We live in a deeply serious time with deeply unserious leaders.
Historian Niall Ferguson has written that the “extreme violence of the 20th century” was precipitated by three preconditions: “ethnic conflict, economic volatility, and empires in decline.”
It is difficult not to see such preconditions repeating themselves in this century. The West is currently tearing itself apart over concerns about birthrate, immigration, and multiculturalism.
Economic volatility is raging: After a decadeslong reshifting of manufacturing away from the West and a reorientation toward finance and service, the hollowing out of the Western energy sector in pursuit of utopian environmentalism—all punctuated by the Great Recession, the COVID-19 minidepression and now sky-high rates of inflation—the global economy sits on a razor’s edge.
And then there is the problem of empires in decline.
We tend to think of our world as empire-free, a world of nation-states. But that’s not really correct. The United States, however hesitant, is a de facto empire, even if not in the colonialist mold of the British Empire. The European Union would, in any other context, be considered a continental empire.
Russia always has considered itself an imperial power, and Vladimir Putin’s invasion of Ukraine represents merely the latest iteration of this claim. China has an empire of its own, not merely a nation-state—as author Ai Weiwei recently wrote, “The people who live in China or come from it are a jumble of more than 50 ethnic and linguistic groups.”
The Russian empire is far past decline; it is an economic backwater armed with antiquated military systems, in grave demographic trouble. But China is the area of highest risk today.
The Chinese economy underwent tremendous economic growth over the course of the past two decades, but that growth now appears to be stalling out: State-run mercantilism is not self-sustaining, and as China scholar Michael Pettis recently wrote, “China’s excessive reliance on surging debt in recent years has made the country’s growth model unsustainable … [it is likely] that the country will face a very long, Japan-style period of low growth.”

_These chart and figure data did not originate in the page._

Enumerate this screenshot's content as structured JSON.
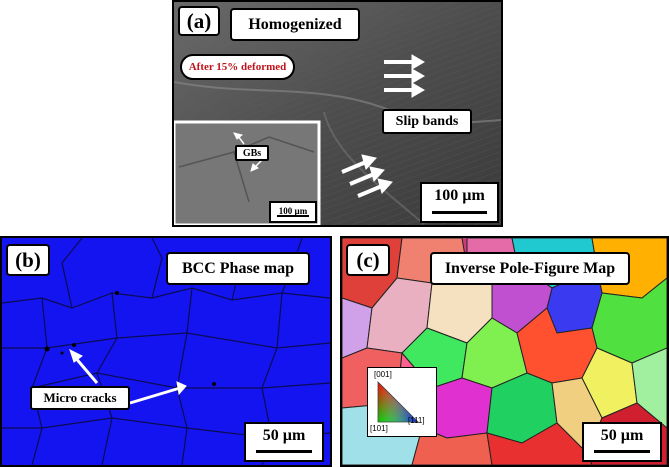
{
  "panel_a": {
    "label": "(a)",
    "title": "Homogenized",
    "note": "After 15% deformed",
    "slip_bands": "Slip bands",
    "scale_bar": "100 µm",
    "inset": {
      "gbs_label": "GBs",
      "scale_bar": "100 µm"
    },
    "colors": {
      "note_text": "#c0141c",
      "arrow": "#ffffff"
    }
  },
  "panel_b": {
    "label": "(b)",
    "title": "BCC Phase map",
    "callout": "Micro cracks",
    "scale_bar": "50 µm",
    "colors": {
      "phase": "#1414f0",
      "boundary": "#0a0a3a"
    }
  },
  "panel_c": {
    "label": "(c)",
    "title": "Inverse Pole-Figure Map",
    "scale_bar": "50 µm",
    "legend": {
      "top": "[001]",
      "bottom_left": "[101]",
      "bottom_right": "[111]"
    }
  }
}
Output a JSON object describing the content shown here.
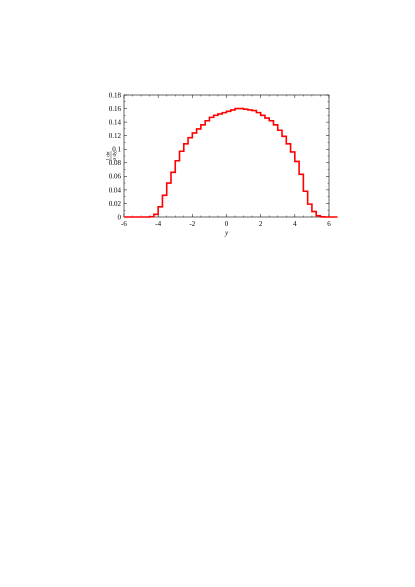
{
  "chart_data": {
    "type": "line",
    "title": "",
    "xlabel": "y",
    "ylabel": {
      "numerator": "1 dσ",
      "denominator": "σ dy"
    },
    "xlim": [
      -6,
      6
    ],
    "ylim": [
      0,
      0.18
    ],
    "xticks": [
      -6,
      -4,
      -2,
      0,
      2,
      4,
      6
    ],
    "xtick_labels": [
      "-6",
      "-4",
      "-2",
      "0",
      "2",
      "4",
      "6"
    ],
    "yticks": [
      0,
      0.02,
      0.04,
      0.06,
      0.08,
      0.1,
      0.12,
      0.14,
      0.16,
      0.18
    ],
    "ytick_labels": [
      "0",
      "0.02",
      "0.04",
      "0.06",
      "0.08",
      "0.1",
      "0.12",
      "0.14",
      "0.16",
      "0.18"
    ],
    "grid": false,
    "legend": "none",
    "line_color": "#ff0000",
    "bin_width": 0.25,
    "series": [
      {
        "bins_start": -6,
        "values": [
          0,
          0,
          0,
          0,
          0,
          0,
          0.0005,
          0.004,
          0.015,
          0.032,
          0.05,
          0.066,
          0.083,
          0.097,
          0.108,
          0.117,
          0.124,
          0.13,
          0.136,
          0.142,
          0.147,
          0.15,
          0.152,
          0.154,
          0.156,
          0.158,
          0.16,
          0.16,
          0.159,
          0.158,
          0.157,
          0.154,
          0.15,
          0.146,
          0.142,
          0.136,
          0.128,
          0.119,
          0.108,
          0.096,
          0.082,
          0.063,
          0.038,
          0.019,
          0.008,
          0.002,
          0.0003,
          0,
          0,
          0
        ]
      }
    ]
  }
}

China’s demographics are entirely upside down; its population is expected to decrease by nearly 50% by 2100. And President Xi Jinping is about to declare himself dictator for life.

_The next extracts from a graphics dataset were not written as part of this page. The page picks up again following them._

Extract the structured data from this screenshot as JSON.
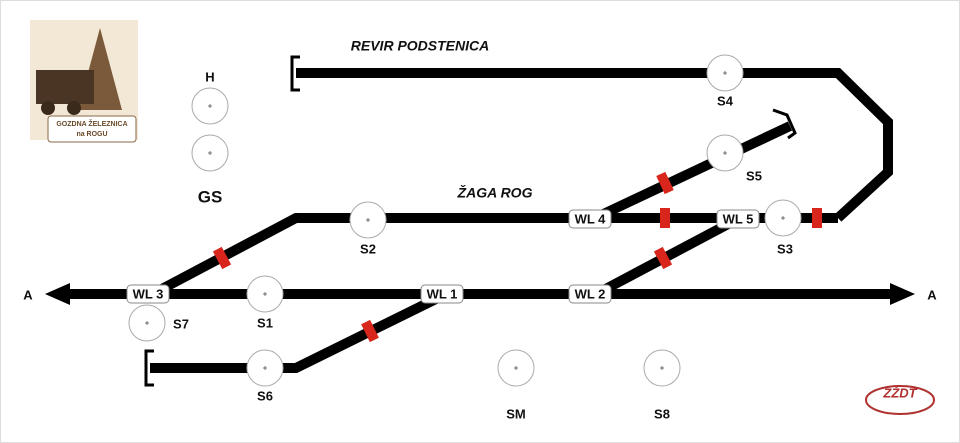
{
  "header": {
    "logo_line1": "GOZDNA ŽELEZNICA",
    "logo_line2": "na ROGU",
    "brand": "ZŽDT"
  },
  "sections": {
    "upper": "REVIR PODSTENICA",
    "middle": "ŽAGA ROG"
  },
  "panel": {
    "top_label": "H",
    "bottom_label": "GS"
  },
  "ends": {
    "left": "A",
    "right": "A"
  },
  "switches": [
    "WL 1",
    "WL 2",
    "WL 3",
    "WL 4",
    "WL 5"
  ],
  "signals": [
    "S1",
    "S2",
    "S3",
    "S4",
    "S5",
    "S6",
    "S7",
    "S8",
    "SM"
  ]
}
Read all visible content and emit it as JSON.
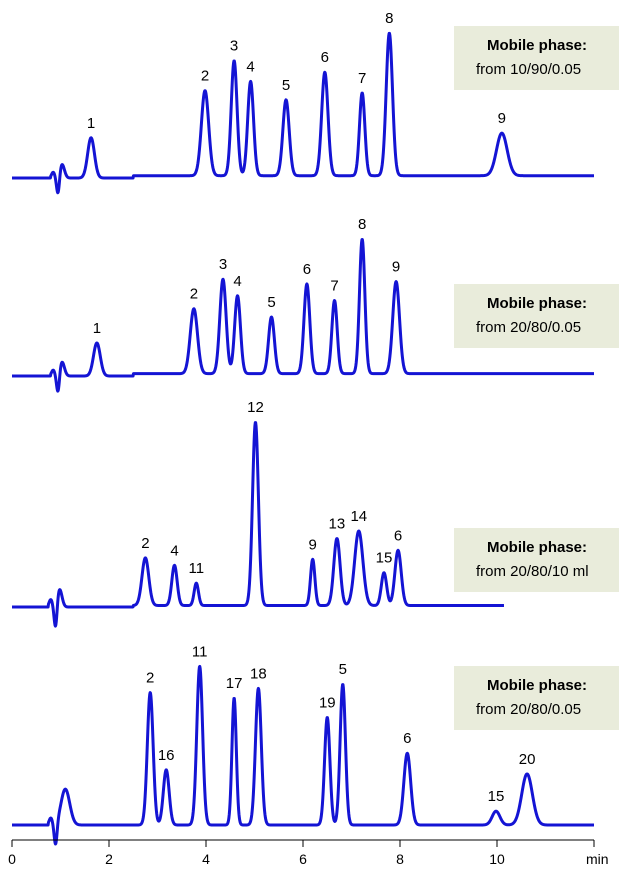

In all of this, China strongly resembles Nazi Germany on the precipice of territorial aggression against its neighbors. Nazi Germany saw tremendous growth in gross domestic product, rooted largely in debt, state-sponsored mercantilism, and military spending; Germany’s fertility rate dropped from above four children per woman in 1910 to well below two per woman by 1935. Nazi Germany’s underpinnings were fragile; Hitler saw his window closing. Military aggression was therefore not unpredictable.

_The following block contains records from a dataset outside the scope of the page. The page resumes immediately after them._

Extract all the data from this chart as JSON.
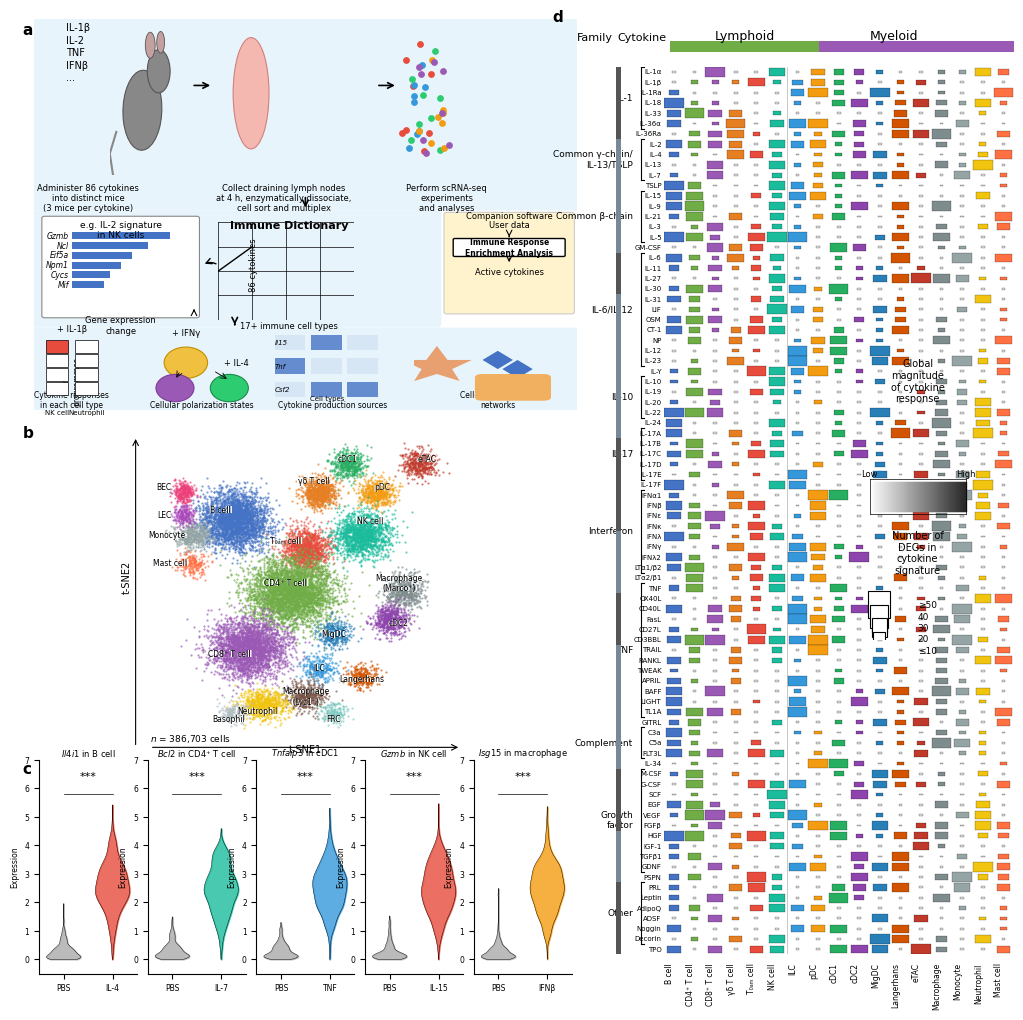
{
  "panel_d": {
    "families": {
      "IL-1": [
        "IL-1α",
        "IL-1β",
        "IL-1Ra",
        "IL-18",
        "IL-33",
        "IL-36α",
        "IL-36Ra"
      ],
      "Common γ-chain/\nIL-13/TSLP": [
        "IL-2",
        "IL-4",
        "IL-13",
        "IL-7",
        "TSLP"
      ],
      "Common β-chain": [
        "IL-15",
        "IL-9",
        "IL-21",
        "IL-3",
        "IL-5",
        "GM-CSF"
      ],
      "IL-6/IL-12": [
        "IL-6",
        "IL-11",
        "IL-27",
        "IL-30",
        "IL-31",
        "LIF",
        "OSM",
        "CT-1",
        "NP",
        "IL-12",
        "IL-23",
        "IL-γ"
      ],
      "IL-10": [
        "IL-10",
        "IL-19",
        "IL-20",
        "IL-22",
        "IL-24"
      ],
      "IL-17": [
        "IL-17A",
        "IL-17B",
        "IL-17C",
        "IL-17D",
        "IL-17E",
        "IL-17F"
      ],
      "Interferon": [
        "IFNα¹",
        "IFNβ",
        "IFNε",
        "IFNκ",
        "IFNλ",
        "IFNγ",
        "IFNλ2",
        "LTα1/β2",
        "LTα2/β1"
      ],
      "TNF": [
        "TNF",
        "OX40L",
        "CD40L",
        "FasL",
        "CD27L",
        "CD3BBL",
        "TRAIL",
        "RANKL",
        "TWEAK",
        "APRIL",
        "BAFF",
        "LIGHT",
        "TL1A",
        "GITRL"
      ],
      "Complement": [
        "C3a",
        "C5a",
        "FLT3L",
        "IL-34"
      ],
      "Growth\nfactor": [
        "M-CSF",
        "G-CSF",
        "SCF",
        "EGF",
        "VEGF",
        "FGFβ",
        "HGF",
        "IGF-1",
        "TGFβ1",
        "GDNF",
        "PSPN"
      ],
      "Other": [
        "PRL",
        "Leptin",
        "AdipoQ",
        "ADSF",
        "Noggin",
        "Decorin",
        "TPO"
      ]
    },
    "cell_types": [
      "B cell",
      "CD4⁺ T cell",
      "CD8⁺ T cell",
      "γδ T cell",
      "T₀ₐ₈ cell",
      "NK cell",
      "ILC",
      "pDC",
      "cDC1",
      "cDC2",
      "MigDC",
      "Langerhans",
      "eTAC",
      "Macrophage",
      "Monocyte",
      "Neutrophil",
      "Mast cell"
    ],
    "lymphoid_cells": [
      "B cell",
      "CD4⁺ T cell",
      "CD8⁺ T cell",
      "γδ T cell",
      "T₀ₐₘ cell",
      "NK cell"
    ],
    "myeloid_cells": [
      "ILC",
      "pDC",
      "cDC1",
      "cDC2",
      "MigDC",
      "Langerhans",
      "eTAC",
      "Macrophage",
      "Monocyte",
      "Neutrophil",
      "Mast cell"
    ],
    "cell_colors": {
      "B cell": "#4472C4",
      "CD4⁺ T cell": "#70AD47",
      "CD8⁺ T cell": "#9B59B6",
      "T₀ₐₘ cell": "#E74C3C",
      "γδ T cell": "#E67E22",
      "NK cell": "#1ABC9C",
      "ILC": "#3498DB",
      "pDC": "#F39C12",
      "cDC1": "#27AE60",
      "cDC2": "#8E44AD",
      "MigDC": "#2980B9",
      "Langerhans": "#D35400",
      "eTAC": "#C0392B",
      "Macrophage": "#16A085",
      "Monocyte": "#7F8C8D",
      "Neutrophil": "#F1C40F",
      "Mast cell": "#E74C3C"
    }
  }
}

So, what would China’s next logical step be? Its eyes are fixed on Taiwan. Given China’s historic lust for Taiwan and Taiwan’s domination of the all-important production of sophisticated semiconductors, a Chinese invasion of the island would be not at all unpredictable.
Which brings us back to the deeply unserious leadership of the West.
Faced with the prospect of ethnic tensions, economic volatility, and the internal instability of China, the West is opting for weakness. Economic growth is the prerequisite for military power; moral strength is the prerequisite for internal cohesion.
The West has decided, over the course of years, to abandon its commitment to economic strength, instead fighting a losing war with the climate and promising endless giveaways from the unfunded welfare state. Simultaneously, the West has fallen into the self-doubt of dying civilizations, pitting its citizens against each other, labeling them “semi-fascists” and “threats to democracy.”
We lie somewhere between the moral collapse of Rudyard Kipling’s “Recessional” (1897) and Philip Larkin’s “Homage to a Government” (1969). This doesn’t mean that the West is on the verge of collapse; China is far more vulnerable than we are. But it does spell a future of chaos and difficulty—the kind of chaos and difficulty that only strength, economic and military and moral, can successfully keep at bay.